Occidental's results included a $1.4 billion impairment charge on its Western Midstream pipeline assets, a $580 million writedown of oil and gas properties and $670 million loss on interest-rate swaps. The losses were partially offset by a $1 billion gain on crude oil hedges.

The company cut its 2020 project budget for a third time, to about $2.5 billion, from the original roughly $5.3 billion plan. It identified an additional $1.2 billion in operating and overhead cost cuts, it said on Tuesday.
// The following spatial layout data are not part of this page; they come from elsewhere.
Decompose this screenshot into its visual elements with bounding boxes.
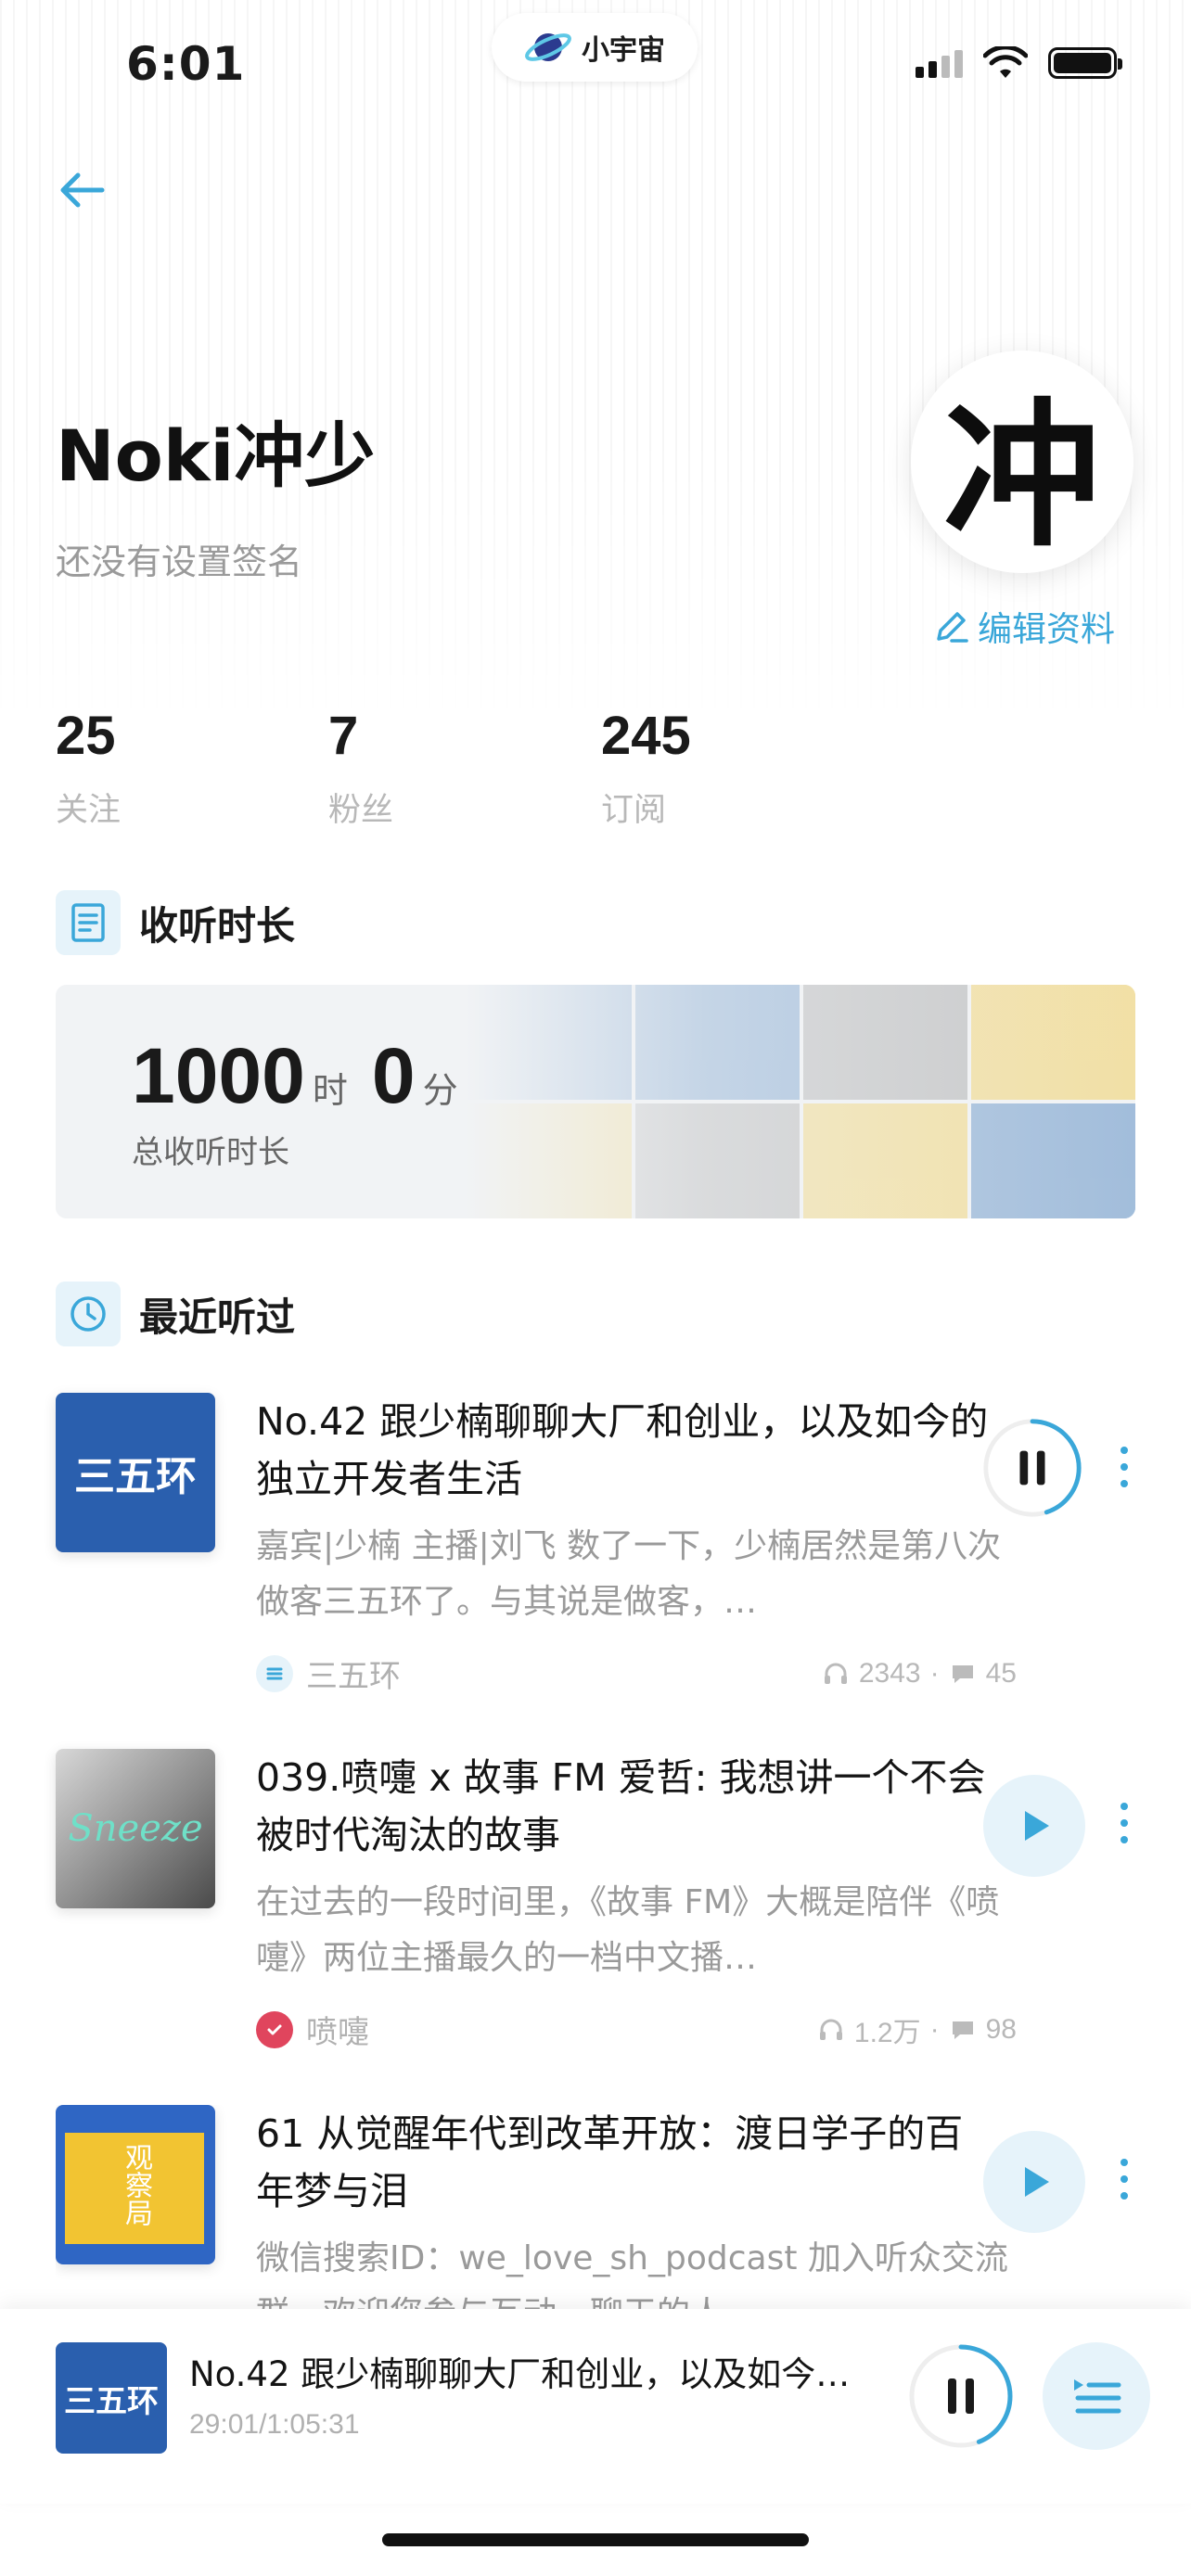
stat-following[interactable]: 25 关注: [56, 709, 328, 831]
episode-meta: 三五环 2343 · 45: [256, 1651, 1017, 1696]
listening-minutes: 0: [371, 1032, 416, 1119]
playlist-icon: [1074, 2379, 1121, 2414]
podcast-link[interactable]: 三五环: [256, 1651, 401, 1696]
list-icon: [256, 1654, 293, 1692]
episode-title: 61 从觉醒年代到改革开放：渡日学子的百年梦与泪: [256, 2111, 964, 2213]
episode-item[interactable]: 观察局 61 从觉醒年代到改革开放：渡日学子的百年梦与泪 微信搜索ID：we_l…: [56, 2105, 1135, 2309]
more-options-icon[interactable]: [1121, 2159, 1128, 2200]
pencil-icon: [937, 612, 968, 643]
episode-cover: Sneeze: [56, 1749, 215, 1908]
episode-meta: 喷嚏 1.2万 · 98: [256, 2007, 1017, 2052]
episode-description: 在过去的一段时间里，《故事 FM》大概是陪伴《喷嚏》两位主播最久的一档中文播…: [256, 1883, 1000, 1977]
episode-counts: 1.2万 · 98: [817, 2009, 1017, 2050]
more-options-icon[interactable]: [1121, 1447, 1128, 1487]
play-icon: [1025, 1811, 1049, 1841]
clock-icon: [56, 1282, 121, 1346]
episode-description: 嘉宾|少楠 主播|刘飞 数了一下，少楠居然是第八次做客三五环了。与其说是做客，…: [256, 1527, 1002, 1621]
episode-item[interactable]: 三五环 No.42 跟少楠聊聊大厂和创业，以及如今的独立开发者生活 嘉宾|少楠 …: [56, 1393, 1135, 1717]
listening-time-card[interactable]: 1000 时 0 分 总收听时长: [56, 985, 1135, 1218]
recent-section-header: 最近听过: [56, 1282, 295, 1346]
comment-count: 98: [985, 2013, 1017, 2045]
play-button[interactable]: [983, 1775, 1085, 1877]
comment-icon: [952, 2021, 973, 2039]
mini-player-progress: 29:01/1:05:31: [189, 2409, 360, 2440]
mini-pause-button[interactable]: [907, 2342, 1015, 2450]
section-title: 最近听过: [139, 1294, 296, 1340]
back-button[interactable]: [58, 162, 122, 218]
episode-title: No.42 跟少楠聊聊大厂和创业，以及如今的独立开发者生活: [256, 1399, 989, 1501]
stat-value: 245: [601, 706, 691, 766]
podcast-name: 三五环: [306, 1658, 401, 1695]
pause-button[interactable]: [981, 1417, 1083, 1519]
progress-ring: [909, 2344, 1013, 2448]
episode-description: 微信搜索ID：we_love_sh_podcast 加入听众交流群，欢迎您参与互…: [256, 2239, 1008, 2309]
play-count: 2343: [858, 1657, 921, 1689]
more-options-icon[interactable]: [1121, 1803, 1128, 1843]
play-count: 1.2万: [853, 2017, 921, 2048]
listening-time-content: 1000 时 0 分 总收听时长: [132, 1031, 475, 1172]
status-icons: [916, 46, 1122, 80]
section-title: 收听时长: [139, 902, 296, 949]
stat-value: 7: [328, 706, 359, 766]
stat-value: 25: [56, 706, 116, 766]
comment-count: 45: [985, 1657, 1017, 1689]
episode-cover: 三五环: [56, 1393, 215, 1552]
episode-cover: 观察局: [56, 2105, 215, 2264]
stats-row: 25 关注 7 粉丝 245 订阅: [56, 709, 874, 831]
mini-player[interactable]: 三五环 No.42 跟少楠聊聊大厂和创业，以及如今… 29:01/1:05:31: [0, 2309, 1191, 2504]
headphones-icon: [819, 2019, 842, 2040]
stat-label: 订阅: [601, 792, 667, 829]
edit-profile-button[interactable]: 编辑资料: [933, 601, 1115, 651]
playlist-button[interactable]: [1043, 2342, 1150, 2450]
episode-item[interactable]: Sneeze 039.喷嚏 x 故事 FM 爱哲: 我想讲一个不会被时代淘汰的故…: [56, 1749, 1135, 2073]
play-button[interactable]: [983, 2131, 1085, 2233]
listening-hours: 1000: [132, 1032, 305, 1119]
listening-section-header: 收听时长: [56, 890, 295, 955]
profile-name: Noki冲少: [56, 414, 376, 497]
stat-followers[interactable]: 7 粉丝: [328, 709, 601, 831]
avatar[interactable]: 冲: [911, 351, 1133, 573]
podcast-link[interactable]: 喷嚏: [256, 2007, 369, 2052]
minutes-unit: 分: [422, 1070, 458, 1111]
mini-player-cover: 三五环: [56, 2342, 167, 2454]
listening-caption: 总收听时长: [132, 1134, 289, 1171]
status-time: 6:01: [126, 37, 246, 91]
app-pill[interactable]: 小宇宙: [492, 13, 698, 82]
episode-counts: 2343 · 45: [822, 1658, 1017, 1690]
document-icon: [56, 890, 121, 955]
wifi-icon: [983, 46, 1028, 78]
stat-label: 粉丝: [328, 792, 394, 829]
stat-label: 关注: [56, 792, 122, 829]
stat-subscriptions[interactable]: 245 订阅: [601, 709, 874, 831]
hours-unit: 时: [312, 1070, 348, 1111]
progress-ring: [983, 1419, 1082, 1517]
battery-icon: [1048, 47, 1122, 79]
home-indicator: [382, 2533, 809, 2546]
mini-player-title: No.42 跟少楠聊聊大厂和创业，以及如今…: [189, 2354, 851, 2394]
arrow-left-icon: [60, 172, 105, 208]
planet-icon: [525, 33, 571, 61]
app-name: 小宇宙: [582, 34, 665, 67]
episode-title: 039.喷嚏 x 故事 FM 爱哲: 我想讲一个不会被时代淘汰的故事: [256, 1755, 986, 1857]
profile-signature: 还没有设置签名: [56, 542, 303, 582]
check-icon: [256, 2010, 293, 2048]
podcast-name: 喷嚏: [306, 2014, 369, 2051]
play-icon: [1025, 2167, 1049, 2197]
edit-profile-label: 编辑资料: [978, 609, 1115, 649]
headphones-icon: [824, 1663, 847, 1684]
signal-icon: [916, 48, 963, 78]
comment-icon: [952, 1664, 973, 1683]
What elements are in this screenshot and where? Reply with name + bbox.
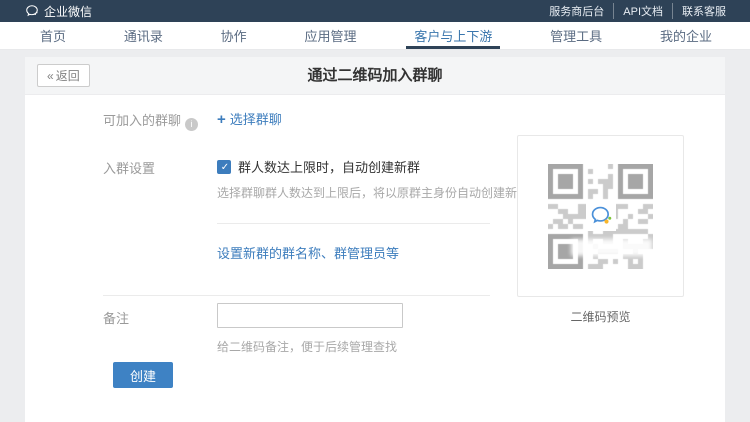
content-card: «返回 通过二维码加入群聊 可加入的群聊i +选择群聊 入群设置 群人数达上限时… — [25, 57, 725, 422]
nav-item-label: 协作 — [221, 26, 247, 45]
wecom-bubble-icon — [25, 4, 39, 18]
nav-item-label: 应用管理 — [304, 26, 356, 45]
app-logo[interactable]: 企业微信 — [25, 3, 92, 20]
qr-code — [548, 164, 653, 269]
nav-item[interactable]: 管理工具 — [550, 22, 602, 49]
nav-item-label: 我的企业 — [660, 26, 712, 45]
back-button-label: 返回 — [56, 67, 80, 84]
select-group-link[interactable]: +选择群聊 — [217, 109, 282, 128]
join-settings-hint: 选择群聊群人数达到上限后，将以原群主身份自动创建新群 — [217, 184, 529, 201]
nav-item-label: 管理工具 — [550, 26, 602, 45]
back-button[interactable]: «返回 — [37, 64, 90, 87]
nav-item[interactable]: 客户与上下游 — [414, 22, 492, 49]
divider — [103, 295, 490, 296]
auto-create-group-checkbox-label[interactable]: 群人数达上限时，自动创建新群 — [238, 157, 420, 176]
remark-input[interactable] — [217, 303, 403, 328]
app-logo-text: 企业微信 — [44, 3, 92, 20]
create-button[interactable]: 创建 — [113, 362, 173, 388]
wecom-qr-logo-icon — [586, 201, 616, 231]
plus-icon: + — [217, 111, 226, 128]
remark-hint: 给二维码备注，便于后续管理查找 — [217, 338, 397, 355]
joinable-group-label: 可加入的群聊i — [103, 110, 198, 131]
nav-item[interactable]: 首页 — [40, 22, 66, 49]
nav-item[interactable]: 通讯录 — [124, 22, 163, 49]
main-nav: 首页 通讯录 协作 应用管理 客户与上下游 管理工具 我的企业 — [0, 22, 750, 50]
divider — [217, 223, 490, 224]
topbar-links: 服务商后台API文档联系客服 — [540, 3, 735, 19]
auto-create-group-row: 群人数达上限时，自动创建新群 — [217, 157, 420, 176]
nav-item-label: 首页 — [40, 26, 66, 45]
qr-blur-mask — [571, 239, 652, 256]
page-title: 通过二维码加入群聊 — [25, 57, 725, 95]
new-group-settings-link[interactable]: 设置新群的群名称、群管理员等 — [217, 243, 399, 262]
remark-label: 备注 — [103, 308, 129, 327]
topbar-link[interactable]: 联系客服 — [672, 3, 735, 19]
info-icon[interactable]: i — [185, 118, 198, 131]
nav-item[interactable]: 应用管理 — [304, 22, 356, 49]
nav-item-label: 客户与上下游 — [414, 26, 492, 45]
topbar-link[interactable]: API文档 — [613, 3, 672, 19]
qr-caption: 二维码预览 — [517, 308, 684, 325]
nav-item[interactable]: 我的企业 — [660, 22, 712, 49]
topbar-link[interactable]: 服务商后台 — [540, 3, 613, 19]
nav-item-label: 通讯录 — [124, 26, 163, 45]
nav-item[interactable]: 协作 — [221, 22, 247, 49]
back-chevron-icon: « — [47, 69, 54, 83]
topbar: 企业微信 服务商后台API文档联系客服 — [0, 0, 750, 22]
card-header: «返回 通过二维码加入群聊 — [25, 57, 725, 95]
qr-preview-panel — [517, 135, 684, 297]
auto-create-group-checkbox[interactable] — [217, 160, 231, 174]
join-settings-label: 入群设置 — [103, 158, 155, 177]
Occidental is "taking aggressive action to ensure our long-term financial stability," Chief Executive Officer Vicki Hollub said.

The company reported a net loss of $2.23 billion, or $2.49 per share, for the quarter ended March 31, compared with a profit of $631 million, or 84 cents per share, in the year-ago period.

Occidental beat Wall Street estimates for adjusted earnings. Analysts expected an adjusted loss of 63 cents, but the company reported a loss of 52 cents, according to Refinitiv.

The Anadarko purchase saddled Occidental with $40 billion in debt and the oil-price crash has cut the value of assets Occidental picked up in the deal, dashing its hopes of selling some of them to pay down the debt.

French oil giant Total SA on Tuesday said it had been told by Occidental it cannot acquire Occidental's oil and gas assets in Algeria, which were part of an $8.8 billion deal reached by the companies on Anadarko’s assets in Africa.

Berkshire Hathaway Inc Chairman Warren Buffett, who helped bankroll the Anadarko purchase, on Saturday said the investment was conditioned on much higher oil prices.

"It does not work at $20 a barrel," said Buffett. Shares edged 1.3% lower to close at $15.32 on Tuesday, down 64% year-to-date.

In March, Occidental agreed to take three directors nominated by activist investor Carl Icahn, who had opposed the Anadarko deal. The company will hold a call with analysts on Wednesday morning to discuss the results.